Over a million Europeans were kidnapped into slavery but many times more Africans were marched into slavery on the Trans Sahara route. Some were sold to Christians as well as to Muslims and Jews. Slavery was an equal opportunity venture.
Please continue to pray for us it is our mother land.
I prayed for Africa just this morning.
🙂
Islam is incompatible with civilized society.

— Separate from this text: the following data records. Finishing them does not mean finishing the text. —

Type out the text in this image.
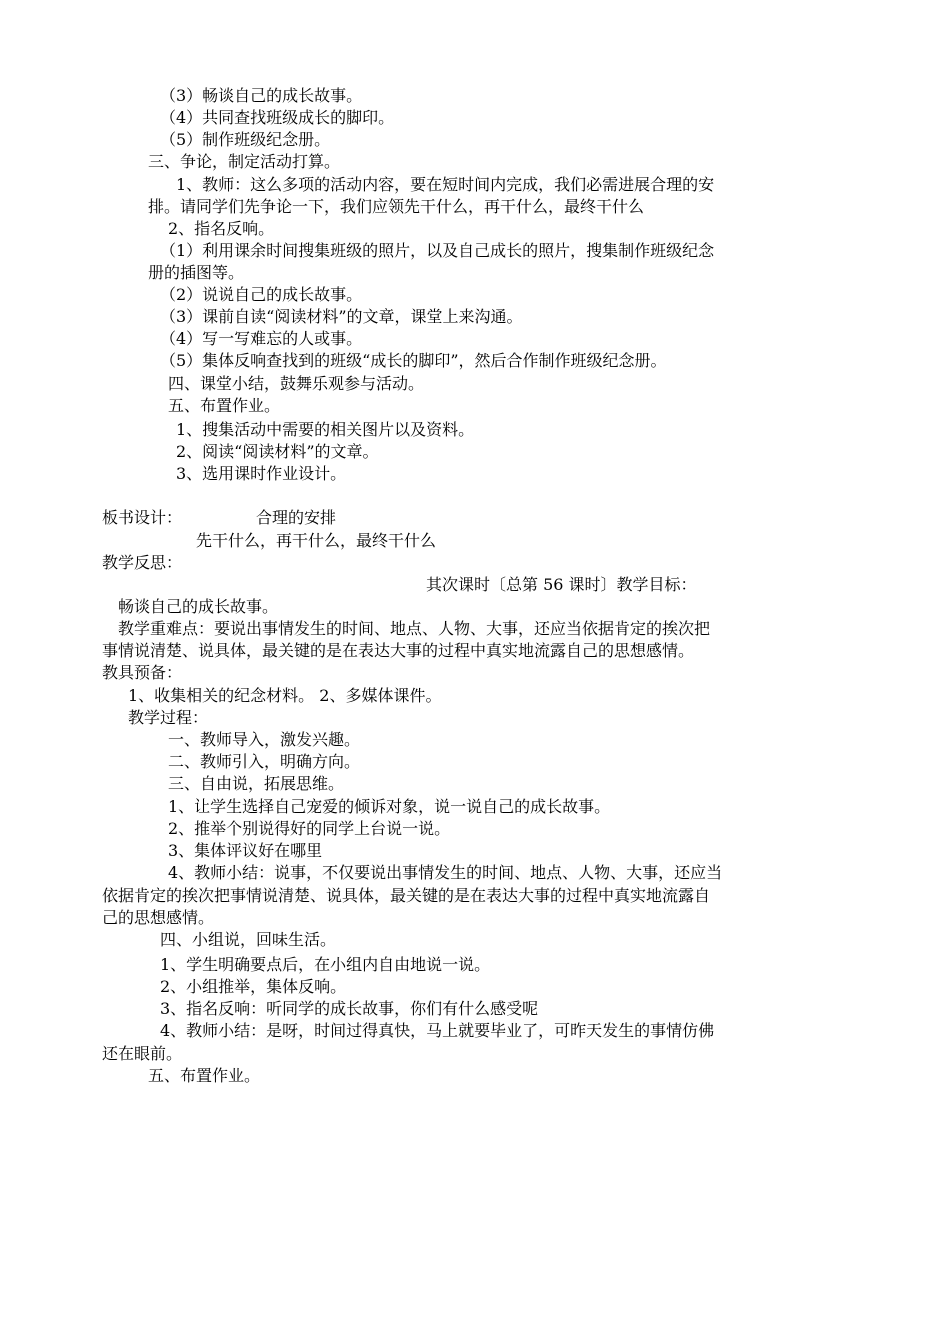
（3）畅谈自己的成长故事。
（4）共同查找班级成长的脚印。
（5）制作班级纪念册。
三、争论，制定活动打算。
1、教师：这么多项的活动内容，要在短时间内完成，我们必需进展合理的安
排。请同学们先争论一下，我们应领先干什么，再干什么，最终干什么
2、指名反响。
（1）利用课余时间搜集班级的照片，以及自己成长的照片，搜集制作班级纪念
册的插图等。
（2）说说自己的成长故事。
（3）课前自读“阅读材料”的文章，课堂上来沟通。
（4）写一写难忘的人或事。
（5）集体反响查找到的班级“成长的脚印”，然后合作制作班级纪念册。
四、课堂小结，鼓舞乐观参与活动。
五、布置作业。
1、搜集活动中需要的相关图片以及资料。
2、阅读“阅读材料”的文章。
3、选用课时作业设计。
板书设计：	合理的安排
先干什么，再干什么，最终干什么
教学反思：
其次课时〔总第 56 课时〕教学目标：
畅谈自己的成长故事。
教学重难点：要说出事情发生的时间、地点、人物、大事，还应当依据肯定的挨次把
事情说清楚、说具体，最关键的是在表达大事的过程中真实地流露自己的思想感情。
教具预备：
1、收集相关的纪念材料。 2、多媒体课件。
教学过程：
一、教师导入，激发兴趣。
二、教师引入，明确方向。
三、自由说，拓展思维。
1、让学生选择自己宠爱的倾诉对象，说一说自己的成长故事。
2、推举个别说得好的同学上台说一说。
3、集体评议好在哪里
4、教师小结：说事，不仅要说出事情发生的时间、地点、人物、大事，还应当
依据肯定的挨次把事情说清楚、说具体，最关键的是在表达大事的过程中真实地流露自
己的思想感情。
四、小组说，回味生活。
1、学生明确要点后，在小组内自由地说一说。
2、小组推举，集体反响。
3、指名反响：听同学的成长故事，你们有什么感受呢
4、教师小结：是呀，时间过得真快，马上就要毕业了，可昨天发生的事情仿佛
还在眼前。
五、布置作业。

To expect anything else is a fool’s errand.
See this scholarly interview on Christian Slavery under Islam by Father Connolly of CWR, with a contemporary illustration of the slave market in Islamic Constantinople:
https://www.thepostil.com/christian-slavery-under-islam-a-conversation-with-dario-fernandez-morera/
and historian R. Ibrahim account of just now another atrocity vs Christians in Egypt:
https://www.raymondibrahim.com/2025/05/29/video-nightmarish-attack-on-egypts-christians-oh-world-do-you-see/?jetpack_skip_subscription_popup
Video Nightmarish Attack on Egypt Christians “Oh World—Do You See?!”
Didn’t US Congressman Scott Perry tell the world that USAID was the main sponsor of terrorism in Sub-Saharan Africa. Why is everyone pretending about it? What is General Langley and his men in Africom doing in the midst of the genocide going on in Nigeria and the rest of the region. You can tell that the US does not want Africa to grow. Imagine that Gen Langley lied against Ibrahim Traore( the only good news from that region) in order to find reason to invade BurkinaFaso and destroy the little good the young man has done. What a shame!
It’s hard for me to understand exactly what’s going on in Burkina Faso today but it does seem there’s more alliance with Russia & less with France. Very sad overall health & well being situation there. I wish more was being done to alleviate that.
It is absurd and a traversed reply on the martyrdom of Christians by their brothers from Ibrahim’s son Ishmael.The article under scrutiny is between the two faiths not nations. Was Scott Perry advancing a religious issue or a state’s interest? In the so-called Holy Quran, some Ayas expressly recommend the slaying of non-believers, refer to others as infidels not worthy of living,recommend the enslaving of non believers!
Islam is divided between those that engage in terrorism and those that support terrorism. To denounce terrorism in the public domain is to sign a death warrant.